The measure also has precedents, such as health and safety regulations in which employers’ duties are set out. In the Management of Health and Safety at Work Regulations 1999 the main duties are to identify risks, assess them and reduce them. The Workplace (Health, Safety and Welfare) Regulations 1992 require employers to provide adequate lighting, heating, ventilation and workspace and to keep them in a clean condition—and so on throughout the health and safety regulations of the 1990s. As if to egg the cake, we have the HSE’s guide on the steps needed to manage risk, which sets out step by step the process for controlling health and safety risk, in line with the regulations to identify hazards, assess risk and so on.
My noble friend Lady Noakes’s amendments to Clause 21 would ensure that employers know what is required in respect of preventing harassment, which matters in itself and is germane to good law. I therefore support them.
I also support Amendments 83 to 88, to Clause 20, in the names of my noble friends Lord Young of Acton and Lady Noakes. They address what is and is not required of employers in protecting their employees; clarify harassment to exclude
“the expression of an opinion on a political, moral, religious or social matter, provided the opinion is not indecent or grossly offensive”;
exclude the hospitality sector, university settings and sports venues so the obligation on the employer does not apply; exclude indirect harassment; take account of the employee’s perception of the circumstances and whether it was reasonable to have the effect; and take account of whether it was an isolated incident. These are all important amendments that have a great deal of support across the Committee.

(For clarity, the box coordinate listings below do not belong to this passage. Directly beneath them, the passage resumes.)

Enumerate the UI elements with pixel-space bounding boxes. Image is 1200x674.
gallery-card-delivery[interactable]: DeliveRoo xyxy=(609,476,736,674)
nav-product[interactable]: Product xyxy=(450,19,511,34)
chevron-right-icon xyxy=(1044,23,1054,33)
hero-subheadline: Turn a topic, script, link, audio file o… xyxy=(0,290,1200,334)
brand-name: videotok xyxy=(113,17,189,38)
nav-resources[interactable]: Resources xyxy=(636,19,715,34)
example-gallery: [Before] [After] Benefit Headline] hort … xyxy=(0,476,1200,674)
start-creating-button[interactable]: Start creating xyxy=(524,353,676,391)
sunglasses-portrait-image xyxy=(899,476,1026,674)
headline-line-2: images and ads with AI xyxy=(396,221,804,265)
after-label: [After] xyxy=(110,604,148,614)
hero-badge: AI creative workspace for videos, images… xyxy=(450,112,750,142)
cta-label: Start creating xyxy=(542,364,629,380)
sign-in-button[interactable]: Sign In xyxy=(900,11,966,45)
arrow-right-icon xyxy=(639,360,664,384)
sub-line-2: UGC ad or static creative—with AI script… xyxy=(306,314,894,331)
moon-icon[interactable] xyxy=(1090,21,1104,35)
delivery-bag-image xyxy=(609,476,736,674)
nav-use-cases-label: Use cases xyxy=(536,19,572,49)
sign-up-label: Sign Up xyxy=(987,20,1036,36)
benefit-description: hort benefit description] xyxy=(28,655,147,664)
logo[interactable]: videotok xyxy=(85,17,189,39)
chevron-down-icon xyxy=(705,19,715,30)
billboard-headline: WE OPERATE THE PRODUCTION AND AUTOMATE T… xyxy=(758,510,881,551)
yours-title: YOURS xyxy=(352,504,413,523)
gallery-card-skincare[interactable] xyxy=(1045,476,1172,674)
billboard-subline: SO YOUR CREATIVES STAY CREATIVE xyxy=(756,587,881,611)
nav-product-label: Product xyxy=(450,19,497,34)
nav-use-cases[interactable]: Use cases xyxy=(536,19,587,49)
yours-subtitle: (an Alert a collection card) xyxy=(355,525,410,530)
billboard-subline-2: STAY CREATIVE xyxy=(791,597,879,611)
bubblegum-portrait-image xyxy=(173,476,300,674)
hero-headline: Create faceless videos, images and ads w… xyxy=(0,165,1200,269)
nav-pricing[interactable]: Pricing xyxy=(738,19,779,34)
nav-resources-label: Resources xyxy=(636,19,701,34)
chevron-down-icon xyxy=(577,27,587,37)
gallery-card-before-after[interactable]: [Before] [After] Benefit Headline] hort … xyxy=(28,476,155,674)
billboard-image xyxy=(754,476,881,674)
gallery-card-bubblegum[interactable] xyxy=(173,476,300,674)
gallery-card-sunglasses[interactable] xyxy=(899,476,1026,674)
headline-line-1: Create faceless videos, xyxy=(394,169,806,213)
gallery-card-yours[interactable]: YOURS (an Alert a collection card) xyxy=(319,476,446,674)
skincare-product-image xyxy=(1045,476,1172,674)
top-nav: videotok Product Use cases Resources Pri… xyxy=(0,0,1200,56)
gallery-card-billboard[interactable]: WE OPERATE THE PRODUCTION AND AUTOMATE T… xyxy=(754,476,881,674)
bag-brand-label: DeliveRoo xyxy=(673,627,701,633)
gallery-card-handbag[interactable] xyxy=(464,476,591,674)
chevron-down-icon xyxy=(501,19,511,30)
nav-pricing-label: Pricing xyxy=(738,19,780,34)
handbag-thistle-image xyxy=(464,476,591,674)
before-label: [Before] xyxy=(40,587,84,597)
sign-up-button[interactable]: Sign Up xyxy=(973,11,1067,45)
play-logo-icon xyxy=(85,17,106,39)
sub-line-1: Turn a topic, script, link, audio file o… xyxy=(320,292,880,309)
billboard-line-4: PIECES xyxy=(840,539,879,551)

Noble Lords have already explained how Clause 20 could undermine freedom of speech. We are not speaking of an employer’s liability for direct harassment by a third party, such as customers or clients, against an employee. That is covered by Section 40 of the Equality Act 2010. Rather, the clause being amended has the effect of making the employer liable for what third parties say when speaking among themselves, and which is then overheard by an employee. This might occur in a bar, restaurant, shop, the foyer of a cinema or theatre or on public transport. Customers in a restaurant or a bar might be discussing the latest immigration figures, the likelihood of yet more unsustainable migration into the country, the shortage of housing, schools and hospitals, ever longer waiting lists for a place or a bed, or an inability to understand English. To hold an employer liable for a private conversation among customers overheard by an employee is wrong. It would bring the law into disrepute.